Despite exploring hundreds of potential applications, the panel acknowledged that no single dominant use case has yet emerged. Instead, the platform is intentionally flexible: "It's for the industry to decide what you want to do with the platform… your business case, your customers, your decision."
Commercial Realities and Strategic Tensions
Underlying all innovation efforts is the question of economic viability. As one speaker emphasized, "There has to be incentives for anyone to innovate… there are commercial benefits… unlocking new revenue rules, reducing costs."
At the same time, different forms of digital money introduce strategic considerations. Stablecoins, for example, may shift liquidity away from traditional banking systems, while tokenised deposits aim to retain it. This creates a dynamic tension between innovation and balance sheet management.
Banks, in this context, see their role less as direct innovators and more as enablers: "We don't necessarily innovate ourselves… we have to be able to unlock the benefits of innovation that other people would have gone to market."
Government initiatives, such as the issuance of tokenised gilts in the UK, further reinforce this direction by providing institutional momentum and real-world validation.
An Industry-Led Future — Still Taking Shape
As the session concluded, a defining characteristic of the current phase became clear: collaboration.
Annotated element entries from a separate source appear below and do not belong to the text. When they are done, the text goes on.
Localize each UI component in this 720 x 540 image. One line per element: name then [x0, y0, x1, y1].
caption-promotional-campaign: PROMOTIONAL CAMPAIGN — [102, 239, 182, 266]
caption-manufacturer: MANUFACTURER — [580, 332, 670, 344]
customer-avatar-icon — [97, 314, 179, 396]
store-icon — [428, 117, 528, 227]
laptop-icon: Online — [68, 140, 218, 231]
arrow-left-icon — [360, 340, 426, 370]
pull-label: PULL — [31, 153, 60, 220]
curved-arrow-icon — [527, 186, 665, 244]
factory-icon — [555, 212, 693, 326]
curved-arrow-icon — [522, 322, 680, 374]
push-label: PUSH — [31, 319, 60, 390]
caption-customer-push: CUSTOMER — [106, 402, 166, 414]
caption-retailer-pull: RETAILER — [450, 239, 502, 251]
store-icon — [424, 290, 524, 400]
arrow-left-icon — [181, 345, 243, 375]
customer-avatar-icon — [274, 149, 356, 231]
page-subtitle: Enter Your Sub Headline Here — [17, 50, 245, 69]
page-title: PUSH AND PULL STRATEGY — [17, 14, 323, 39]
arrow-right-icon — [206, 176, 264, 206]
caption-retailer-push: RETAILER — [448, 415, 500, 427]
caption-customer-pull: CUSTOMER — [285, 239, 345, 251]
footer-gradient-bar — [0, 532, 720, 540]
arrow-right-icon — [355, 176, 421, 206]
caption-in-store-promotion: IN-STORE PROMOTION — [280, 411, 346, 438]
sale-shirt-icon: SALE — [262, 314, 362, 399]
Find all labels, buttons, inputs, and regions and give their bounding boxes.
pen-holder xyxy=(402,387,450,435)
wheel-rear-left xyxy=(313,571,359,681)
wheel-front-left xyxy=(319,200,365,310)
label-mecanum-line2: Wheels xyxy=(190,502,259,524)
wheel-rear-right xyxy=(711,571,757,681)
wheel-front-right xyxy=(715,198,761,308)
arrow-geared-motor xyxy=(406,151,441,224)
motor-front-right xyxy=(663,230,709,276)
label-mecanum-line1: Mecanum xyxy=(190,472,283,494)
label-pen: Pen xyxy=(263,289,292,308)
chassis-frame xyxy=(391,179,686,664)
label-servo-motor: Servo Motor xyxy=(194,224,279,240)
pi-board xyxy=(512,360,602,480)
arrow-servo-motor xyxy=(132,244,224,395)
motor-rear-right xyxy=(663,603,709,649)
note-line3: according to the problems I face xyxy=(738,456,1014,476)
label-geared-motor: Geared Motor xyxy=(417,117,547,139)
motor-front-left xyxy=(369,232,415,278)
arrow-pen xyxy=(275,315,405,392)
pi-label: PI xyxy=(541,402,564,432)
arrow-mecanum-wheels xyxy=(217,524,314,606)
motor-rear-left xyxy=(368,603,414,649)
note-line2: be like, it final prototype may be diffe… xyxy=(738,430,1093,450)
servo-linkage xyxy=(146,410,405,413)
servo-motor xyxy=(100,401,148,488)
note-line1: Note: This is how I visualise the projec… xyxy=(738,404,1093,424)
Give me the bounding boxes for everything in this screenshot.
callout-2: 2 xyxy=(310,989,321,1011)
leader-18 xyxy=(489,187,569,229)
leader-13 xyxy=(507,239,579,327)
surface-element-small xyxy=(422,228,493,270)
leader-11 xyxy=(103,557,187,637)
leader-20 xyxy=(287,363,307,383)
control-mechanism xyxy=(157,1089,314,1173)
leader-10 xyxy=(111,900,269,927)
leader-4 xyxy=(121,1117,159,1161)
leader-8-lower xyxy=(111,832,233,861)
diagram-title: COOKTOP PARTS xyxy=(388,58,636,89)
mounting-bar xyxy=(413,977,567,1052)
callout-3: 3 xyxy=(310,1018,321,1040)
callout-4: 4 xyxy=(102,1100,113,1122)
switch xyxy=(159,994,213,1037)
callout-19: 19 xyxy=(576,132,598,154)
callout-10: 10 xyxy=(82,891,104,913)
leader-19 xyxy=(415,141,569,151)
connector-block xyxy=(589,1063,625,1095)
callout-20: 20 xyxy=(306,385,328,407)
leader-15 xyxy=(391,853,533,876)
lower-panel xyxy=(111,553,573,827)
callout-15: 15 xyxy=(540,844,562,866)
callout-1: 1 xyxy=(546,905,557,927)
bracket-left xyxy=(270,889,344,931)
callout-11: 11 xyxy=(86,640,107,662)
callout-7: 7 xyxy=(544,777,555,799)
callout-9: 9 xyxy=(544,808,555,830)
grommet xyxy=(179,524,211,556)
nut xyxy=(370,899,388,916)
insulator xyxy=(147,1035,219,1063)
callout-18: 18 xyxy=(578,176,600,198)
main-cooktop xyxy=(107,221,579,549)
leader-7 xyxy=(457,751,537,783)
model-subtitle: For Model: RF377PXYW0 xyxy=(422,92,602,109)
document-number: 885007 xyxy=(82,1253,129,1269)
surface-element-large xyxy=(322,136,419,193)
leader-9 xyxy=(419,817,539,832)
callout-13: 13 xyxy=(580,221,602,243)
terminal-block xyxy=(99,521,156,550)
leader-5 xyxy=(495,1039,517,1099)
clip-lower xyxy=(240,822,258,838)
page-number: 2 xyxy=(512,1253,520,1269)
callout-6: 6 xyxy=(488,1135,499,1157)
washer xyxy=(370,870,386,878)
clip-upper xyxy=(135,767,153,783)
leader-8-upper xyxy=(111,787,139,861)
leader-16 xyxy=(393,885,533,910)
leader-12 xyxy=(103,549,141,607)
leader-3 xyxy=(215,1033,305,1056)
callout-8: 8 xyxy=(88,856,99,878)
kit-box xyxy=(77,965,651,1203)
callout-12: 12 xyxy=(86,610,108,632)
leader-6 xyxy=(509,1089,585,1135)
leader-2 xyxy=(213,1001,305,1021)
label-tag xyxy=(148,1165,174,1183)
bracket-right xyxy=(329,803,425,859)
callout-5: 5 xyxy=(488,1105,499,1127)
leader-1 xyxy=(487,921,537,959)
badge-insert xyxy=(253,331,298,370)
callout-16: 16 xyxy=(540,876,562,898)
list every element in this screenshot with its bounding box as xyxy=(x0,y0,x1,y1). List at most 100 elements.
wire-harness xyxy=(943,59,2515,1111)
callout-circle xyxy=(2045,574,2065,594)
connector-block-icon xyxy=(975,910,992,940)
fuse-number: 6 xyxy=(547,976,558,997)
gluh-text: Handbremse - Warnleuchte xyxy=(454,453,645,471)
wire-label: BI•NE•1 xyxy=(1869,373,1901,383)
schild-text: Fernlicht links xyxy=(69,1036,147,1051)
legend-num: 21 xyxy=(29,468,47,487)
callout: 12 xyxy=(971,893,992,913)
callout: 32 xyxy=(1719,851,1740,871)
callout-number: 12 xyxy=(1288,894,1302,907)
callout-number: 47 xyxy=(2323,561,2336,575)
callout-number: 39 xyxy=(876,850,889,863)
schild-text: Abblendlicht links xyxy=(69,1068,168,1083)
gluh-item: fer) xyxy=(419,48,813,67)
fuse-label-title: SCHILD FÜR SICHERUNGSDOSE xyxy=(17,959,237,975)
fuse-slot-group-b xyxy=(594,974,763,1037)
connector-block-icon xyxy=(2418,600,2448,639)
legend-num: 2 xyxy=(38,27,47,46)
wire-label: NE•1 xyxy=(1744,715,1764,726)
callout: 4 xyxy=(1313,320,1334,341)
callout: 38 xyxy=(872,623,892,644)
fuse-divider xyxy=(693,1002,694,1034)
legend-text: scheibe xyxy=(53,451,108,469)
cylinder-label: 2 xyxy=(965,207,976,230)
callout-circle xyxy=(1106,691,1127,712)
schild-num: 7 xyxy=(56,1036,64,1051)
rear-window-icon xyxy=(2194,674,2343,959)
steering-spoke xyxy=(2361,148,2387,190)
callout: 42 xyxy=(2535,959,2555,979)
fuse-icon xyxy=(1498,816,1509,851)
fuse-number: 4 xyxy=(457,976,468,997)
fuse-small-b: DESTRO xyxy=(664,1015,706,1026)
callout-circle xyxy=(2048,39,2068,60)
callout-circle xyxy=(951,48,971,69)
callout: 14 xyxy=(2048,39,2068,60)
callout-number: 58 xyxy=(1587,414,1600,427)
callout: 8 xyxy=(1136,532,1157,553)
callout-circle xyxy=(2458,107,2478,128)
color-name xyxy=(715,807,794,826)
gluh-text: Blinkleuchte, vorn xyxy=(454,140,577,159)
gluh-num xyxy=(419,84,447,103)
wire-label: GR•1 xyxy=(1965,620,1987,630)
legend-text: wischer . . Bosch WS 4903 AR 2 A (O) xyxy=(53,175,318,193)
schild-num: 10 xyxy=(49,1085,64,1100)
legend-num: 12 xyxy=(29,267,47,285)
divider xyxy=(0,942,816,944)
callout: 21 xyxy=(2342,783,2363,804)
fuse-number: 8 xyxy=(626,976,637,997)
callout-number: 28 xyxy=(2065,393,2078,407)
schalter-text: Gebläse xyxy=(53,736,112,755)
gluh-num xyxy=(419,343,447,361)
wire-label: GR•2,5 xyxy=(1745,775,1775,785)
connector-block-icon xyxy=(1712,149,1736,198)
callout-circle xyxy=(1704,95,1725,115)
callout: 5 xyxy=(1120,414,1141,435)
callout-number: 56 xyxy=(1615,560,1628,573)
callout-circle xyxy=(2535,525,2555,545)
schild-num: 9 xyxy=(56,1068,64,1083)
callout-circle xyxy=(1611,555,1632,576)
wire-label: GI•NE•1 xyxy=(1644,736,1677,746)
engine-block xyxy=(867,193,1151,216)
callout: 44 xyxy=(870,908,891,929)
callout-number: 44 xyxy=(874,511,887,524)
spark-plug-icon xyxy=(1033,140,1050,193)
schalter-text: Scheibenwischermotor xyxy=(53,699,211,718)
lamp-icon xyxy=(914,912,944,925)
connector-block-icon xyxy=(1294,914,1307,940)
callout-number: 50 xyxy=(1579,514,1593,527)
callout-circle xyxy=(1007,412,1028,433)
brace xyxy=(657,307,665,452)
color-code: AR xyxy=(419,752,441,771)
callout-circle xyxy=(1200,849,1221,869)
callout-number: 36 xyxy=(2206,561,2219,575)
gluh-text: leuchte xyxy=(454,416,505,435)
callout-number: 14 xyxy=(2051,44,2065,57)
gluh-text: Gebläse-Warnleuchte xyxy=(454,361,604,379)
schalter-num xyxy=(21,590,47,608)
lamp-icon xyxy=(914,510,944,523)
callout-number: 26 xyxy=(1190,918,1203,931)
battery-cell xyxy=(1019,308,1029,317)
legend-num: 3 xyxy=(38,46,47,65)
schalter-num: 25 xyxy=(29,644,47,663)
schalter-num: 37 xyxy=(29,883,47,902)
The ecosystem is intentionally non-competitive at the infrastructure level, with stakeholders working together to build shared platforms. "It's always more collaborative… we want to collaborate, we want to do it all together, we want to move together."
Yet this collaborative approach also leaves critical questions open. The infrastructure is being built, but its ultimate applications remain undecided. Adoption, the panel stressed, will not be driven by regulation but by real-world demand: "It's not regulatory driven… it's driven by the industry."
In a closing remark that drew light laughter, the moderator noted the limited mention of one of the most transformative forces shaping technology today: "We didn't say the word AI a bunch of times… but AI, AI, AI."
The comment underscored a subtle but important gap. While the financial system is rapidly becoming more programmable, the role of artificial intelligence — and particularly autonomous agents — in that system is only beginning to enter the conversation.
Key Takeaways
- Tokenised deposits = "commercial bank money with a DLT wrapper." Not a new form of money — modernized infrastructure for existing deposits.
- UK Finance has worked on this for 4 years; now testing live with 6–7 major banks.
- The vision is multi-money coexistence, not replacement of existing rails.
- Real use cases under test: fraud prevention, mortgage workflows, tokenised bond + on-chain payment.
- Stablecoins risk pulling liquidity out of banks; tokenised deposits aim to keep it in.
- The dominant use case hasn't emerged yet — the platform is intentionally flexible.
- AI was conspicuously absent from the deposit conversation — a gap to watch.